At step 516, the total weight may be compared to a maximum total weight threshold, which may correspond to the maximum accessibility value described above. If the total weight is greater than or equal to the maximum total weight threshold, a copy of the file may be removed from an information handling system to reduce the total weight, at step 522. In certain embodiments, the process may query whether a copy of the file is available for removal, at step 520. A copy may be unavailable for removal, for example, if the file is required in a particular information handling system, or if there are not alternative information handling systems in which to store the copy. If the copy is not available for removal, then the process may exit at step 524. If the copy is available for removal, the copy may be removed at step 522. Once the copy is removed, the process may return back to step 516 to see if the weight has been sufficiently reduce. If it has, the process exits at step 524. If it has not, copies from additional location may be removed.
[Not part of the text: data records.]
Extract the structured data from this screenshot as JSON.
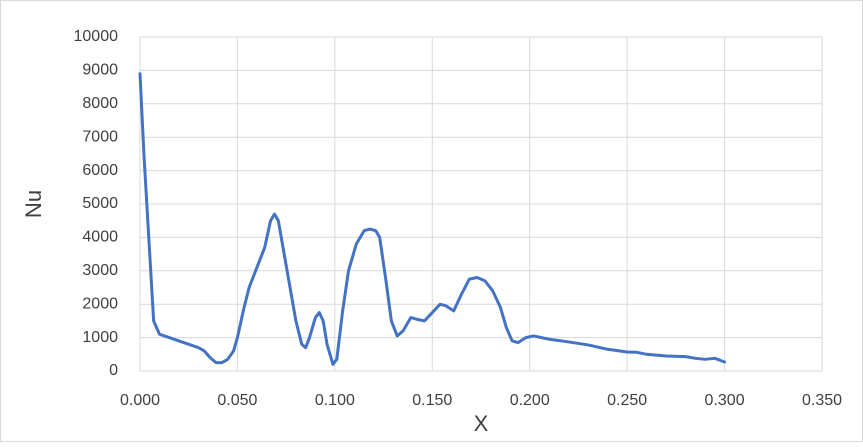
{
  "chart_data": {
    "type": "line",
    "x_label": "X",
    "y_label": "Nu",
    "x": [
      0.0,
      0.002,
      0.005,
      0.007,
      0.01,
      0.015,
      0.02,
      0.025,
      0.03,
      0.033,
      0.036,
      0.039,
      0.042,
      0.045,
      0.048,
      0.05,
      0.053,
      0.056,
      0.06,
      0.064,
      0.067,
      0.069,
      0.071,
      0.074,
      0.077,
      0.08,
      0.083,
      0.085,
      0.087,
      0.09,
      0.092,
      0.094,
      0.096,
      0.099,
      0.101,
      0.104,
      0.107,
      0.111,
      0.115,
      0.118,
      0.121,
      0.123,
      0.126,
      0.129,
      0.132,
      0.135,
      0.139,
      0.142,
      0.146,
      0.15,
      0.154,
      0.157,
      0.161,
      0.165,
      0.169,
      0.173,
      0.177,
      0.181,
      0.185,
      0.188,
      0.191,
      0.194,
      0.198,
      0.202,
      0.21,
      0.22,
      0.23,
      0.24,
      0.25,
      0.255,
      0.26,
      0.27,
      0.28,
      0.285,
      0.29,
      0.295,
      0.3
    ],
    "series": [
      {
        "color": "#4472c4",
        "values": [
          8900,
          6500,
          3500,
          1500,
          1100,
          1000,
          900,
          800,
          700,
          600,
          400,
          250,
          250,
          350,
          600,
          1000,
          1800,
          2500,
          3100,
          3700,
          4500,
          4700,
          4500,
          3500,
          2500,
          1500,
          800,
          700,
          1000,
          1600,
          1750,
          1500,
          800,
          200,
          350,
          1800,
          3000,
          3800,
          4200,
          4250,
          4200,
          4000,
          2800,
          1500,
          1050,
          1200,
          1600,
          1550,
          1500,
          1750,
          2000,
          1950,
          1800,
          2300,
          2750,
          2800,
          2700,
          2400,
          1900,
          1300,
          900,
          850,
          1000,
          1050,
          950,
          870,
          780,
          650,
          570,
          560,
          500,
          450,
          430,
          380,
          350,
          380,
          270
        ]
      }
    ],
    "xlim": [
      0,
      0.35
    ],
    "xticks": [
      {
        "value": 0,
        "label": "0.000"
      },
      {
        "value": 0.05,
        "label": "0.050"
      },
      {
        "value": 0.1,
        "label": "0.100"
      },
      {
        "value": 0.15,
        "label": "0.150"
      },
      {
        "value": 0.2,
        "label": "0.200"
      },
      {
        "value": 0.25,
        "label": "0.250"
      },
      {
        "value": 0.3,
        "label": "0.300"
      },
      {
        "value": 0.35,
        "label": "0.350"
      }
    ],
    "ylim": [
      0,
      10000
    ],
    "yticks": [
      0,
      1000,
      2000,
      3000,
      4000,
      5000,
      6000,
      7000,
      8000,
      9000,
      10000
    ],
    "grid": true
  }
}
The optimized distributed storage system as described herein may be advantageous because the storage of back up files may be optimized to ensure that the files are accessible when a user requires the files, while not requiring a large dedicated, storage device that remains coupled to the network. Rather, the number of files stored, and the locale of the files within the distributed network can be optimized to ensure that the files are available. Likewise, the optimized distributed storage system allows for a user to control how and when the files are stored. Additionally, the distributed storage system may be optimized to maximize the availability of remotely stored files while limiting the total number of copies of the remotely stored files, which maximizes the available space within the distributed storage system. Although the present disclosure has been described in detail, it should be understood that various changes, substitutions, and alterations can be made hereto without departing from the spirit and the scope of the invention as defined by the appended claims.